Plate tectonic accelerations hidden in the noise

Abstract

Iterative filtering of the quaternion history for the Euler poles that define absolute plate motion history for the past 68 million years has revealed an unprecedented precision for plate angular rotation variations with time at 2-million year intervals. These consistent velocity variations yield, in turn, consistent estimates of plate accelerations, and therefore. indicate that conservation of plate angular momentums’ must be globally conserved. Accordingly, if a plate decelerates, other plates must increase their angular momentums to compensate. Plate accelerations support the contention that Plate Tectonics is a product of forces that most likely are sustained by the sinking of positive density anomalies due to phase changes in subducted gabbroic lithosphere at depth in the upper lower mantle.
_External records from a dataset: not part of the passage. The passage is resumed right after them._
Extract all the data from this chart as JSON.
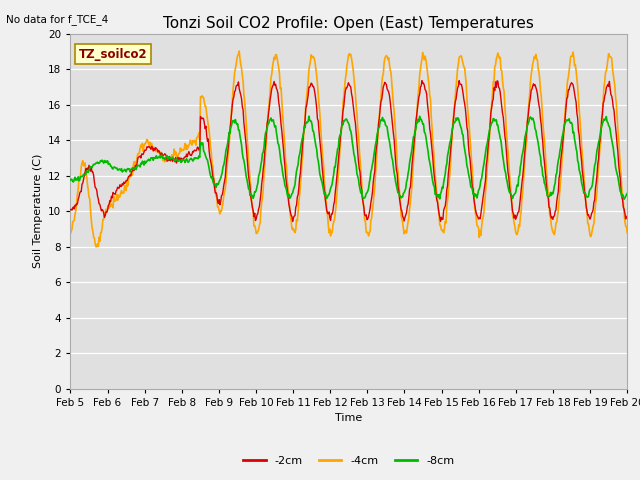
{
  "title": "Tonzi Soil CO2 Profile: Open (East) Temperatures",
  "no_data_text": "No data for f_TCE_4",
  "subtitle_box": "TZ_soilco2",
  "ylabel": "Soil Temperature (C)",
  "xlabel": "Time",
  "ylim": [
    0,
    20
  ],
  "ytick_step": 2,
  "bg_color": "#e0e0e0",
  "fig_bg": "#f0f0f0",
  "line_colors": {
    "-2cm": "#dd0000",
    "-4cm": "#ffa500",
    "-8cm": "#00bb00"
  },
  "line_widths": {
    "-2cm": 1.0,
    "-4cm": 1.2,
    "-8cm": 1.2
  },
  "x_labels": [
    "Feb 5",
    "Feb 6",
    "Feb 7",
    "Feb 8",
    "Feb 9",
    "Feb 10",
    "Feb 11",
    "Feb 12",
    "Feb 13",
    "Feb 14",
    "Feb 15",
    "Feb 16",
    "Feb 17",
    "Feb 18",
    "Feb 19",
    "Feb 20"
  ],
  "title_fontsize": 11,
  "axis_fontsize": 8,
  "tick_fontsize": 7.5,
  "legend_fontsize": 8
}
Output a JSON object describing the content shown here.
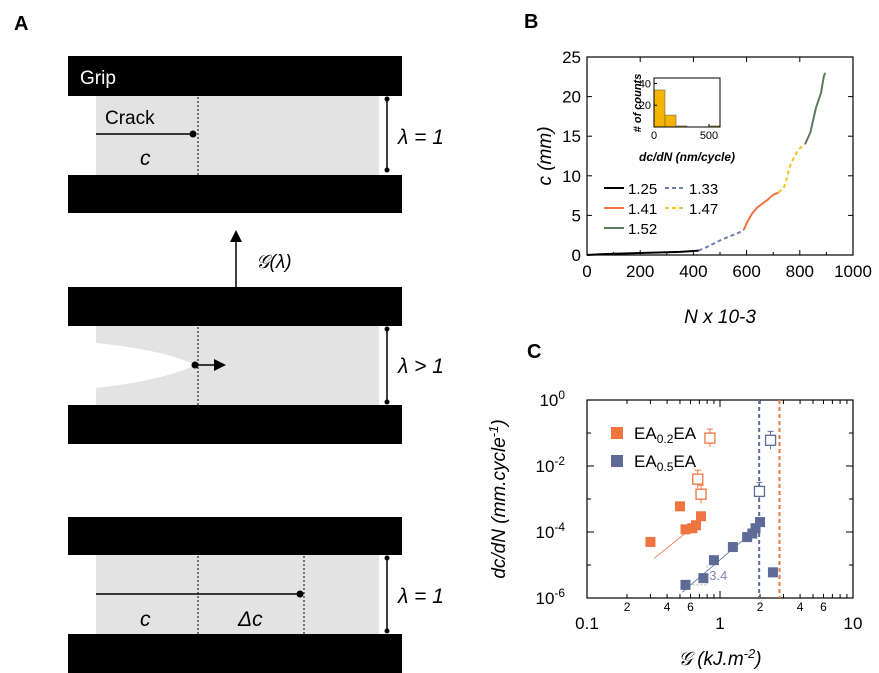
{
  "panel_a": {
    "label": "A",
    "grip_label": "Grip",
    "crack_label": "Crack",
    "c_label": "c",
    "stretch_1_label": "λ = 1",
    "stretch_gt_label": "λ > 1",
    "energy_label": "𝒢(λ)",
    "c_label_bottom": "c",
    "delta_c_label": "Δc",
    "stretch_3_label": "λ = 1"
  },
  "panel_b": {
    "label": "B",
    "inset": {
      "ylabel": "# of counts",
      "xlabel": "dc/dN (nm/cycle)"
    }
  },
  "panel_c": {
    "label": "C",
    "slope_label": "3.4"
  },
  "colors": {
    "grip": "#000000",
    "gel": "#e3e3e3",
    "s125": "#000000",
    "s133": "#6e7ea6",
    "s141": "#ee7540",
    "s147": "#f7c21b",
    "s152": "#5e7a5c",
    "ea02": "#ee7540",
    "ea05": "#5d6b96",
    "inset_bar": "#f5b400"
  },
  "chart_data": [
    {
      "type": "line",
      "xlabel": "N x 10-3",
      "ylabel": "c (mm)",
      "xlim": [
        0,
        1000
      ],
      "ylim": [
        0,
        25
      ],
      "xticks": [
        0,
        200,
        400,
        600,
        800,
        1000
      ],
      "xtick_labels": [
        "0",
        "200",
        "400",
        "600",
        "800",
        "1000"
      ],
      "yticks": [
        0,
        5,
        10,
        15,
        20,
        25
      ],
      "ytick_labels": [
        "0",
        "5",
        "10",
        "15",
        "20",
        "25"
      ],
      "legend": "lower-left",
      "series": [
        {
          "name": "1.25",
          "style": "solid",
          "x": [
            0,
            50,
            100,
            150,
            200,
            250,
            300,
            350,
            400,
            420
          ],
          "y": [
            0,
            0.1,
            0.15,
            0.2,
            0.25,
            0.3,
            0.35,
            0.4,
            0.5,
            0.55
          ]
        },
        {
          "name": "1.33",
          "style": "dashed",
          "x": [
            420,
            450,
            480,
            510,
            540,
            570,
            590
          ],
          "y": [
            0.55,
            1.0,
            1.5,
            2.0,
            2.4,
            2.8,
            3.2
          ]
        },
        {
          "name": "1.41",
          "style": "solid",
          "x": [
            590,
            600,
            620,
            640,
            660,
            680,
            690,
            700,
            720
          ],
          "y": [
            3.2,
            4.0,
            5.2,
            6.0,
            6.5,
            7.0,
            7.3,
            7.6,
            7.9
          ]
        },
        {
          "name": "1.47",
          "style": "dashed",
          "x": [
            720,
            740,
            750,
            760,
            780,
            800,
            820
          ],
          "y": [
            7.9,
            8.5,
            9.5,
            11.0,
            12.5,
            13.5,
            14.0
          ]
        },
        {
          "name": "1.52",
          "style": "solid",
          "x": [
            820,
            840,
            850,
            860,
            870,
            880,
            885,
            890,
            895
          ],
          "y": [
            14.0,
            15.5,
            17.0,
            18.5,
            19.5,
            20.5,
            21.5,
            22.5,
            23.0
          ]
        }
      ]
    },
    {
      "type": "bar",
      "xlabel": "dc/dN (nm/cycle)",
      "ylabel": "# of counts",
      "xlim": [
        0,
        600
      ],
      "ylim": [
        0,
        45
      ],
      "xticks": [
        0,
        500
      ],
      "xtick_labels": [
        "0",
        "500"
      ],
      "yticks": [
        0,
        20,
        40
      ],
      "ytick_labels": [
        "0",
        "20",
        "40"
      ],
      "bin_edges": [
        0,
        100,
        200,
        300,
        400,
        500,
        600
      ],
      "values": [
        34,
        11,
        1,
        0,
        0,
        1
      ]
    },
    {
      "type": "scatter",
      "xlabel": "𝒢 (kJ.m-2)",
      "ylabel": "dc/dN (mm.cycle-1)",
      "xscale": "log",
      "yscale": "log",
      "xlim": [
        0.1,
        10
      ],
      "ylim": [
        1e-06,
        1
      ],
      "xtick_labels": [
        "0.1",
        "1",
        "10"
      ],
      "minor_xtick_labels": [
        "2",
        "4",
        "6",
        "2",
        "4",
        "6"
      ],
      "ytick_labels": [
        "10-6",
        "10-4",
        "10-2",
        "100"
      ],
      "legend": "top-left",
      "series": [
        {
          "name": "EA0.2EA",
          "filled": {
            "x": [
              0.3,
              0.5,
              0.55,
              0.62,
              0.66,
              0.72
            ],
            "y": [
              5e-05,
              0.0006,
              0.00012,
              0.00013,
              0.00016,
              0.0003
            ]
          },
          "open": {
            "x": [
              0.68,
              0.72,
              0.84
            ],
            "y": [
              0.004,
              0.0014,
              0.07
            ]
          },
          "critical_G": 2.8
        },
        {
          "name": "EA0.5EA",
          "filled": {
            "x": [
              0.55,
              0.75,
              0.9,
              1.25,
              1.6,
              1.75,
              1.85,
              2.0,
              2.5
            ],
            "y": [
              2.5e-06,
              4e-06,
              1.4e-05,
              3.5e-05,
              7e-05,
              9e-05,
              0.00013,
              0.0002,
              6e-06
            ]
          },
          "open": {
            "x": [
              1.98,
              2.4
            ],
            "y": [
              0.0017,
              0.06
            ]
          },
          "critical_G": 1.97
        }
      ]
    }
  ]
}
The tectonic plates are pulled along by the sinking positive mass anomalies, rather that moving at near constant velocity on the crests of convection cells driven by rising heat. In this interpretation, spreading centers become passive reactive features, and fracture zones (and wedge-shaped sites of seafloor spreading) are adjustment zones that relieve strains in the lithosphere. This report summarizes processing results for 12 of the 14 major tectonic plates of the Earth (except for the Juan de Fuca and Philippine Plates) and presents estimates of the changes in magnitude and location of the Earth’s axis of total plate tectonic angular momentum for the past 62 million years.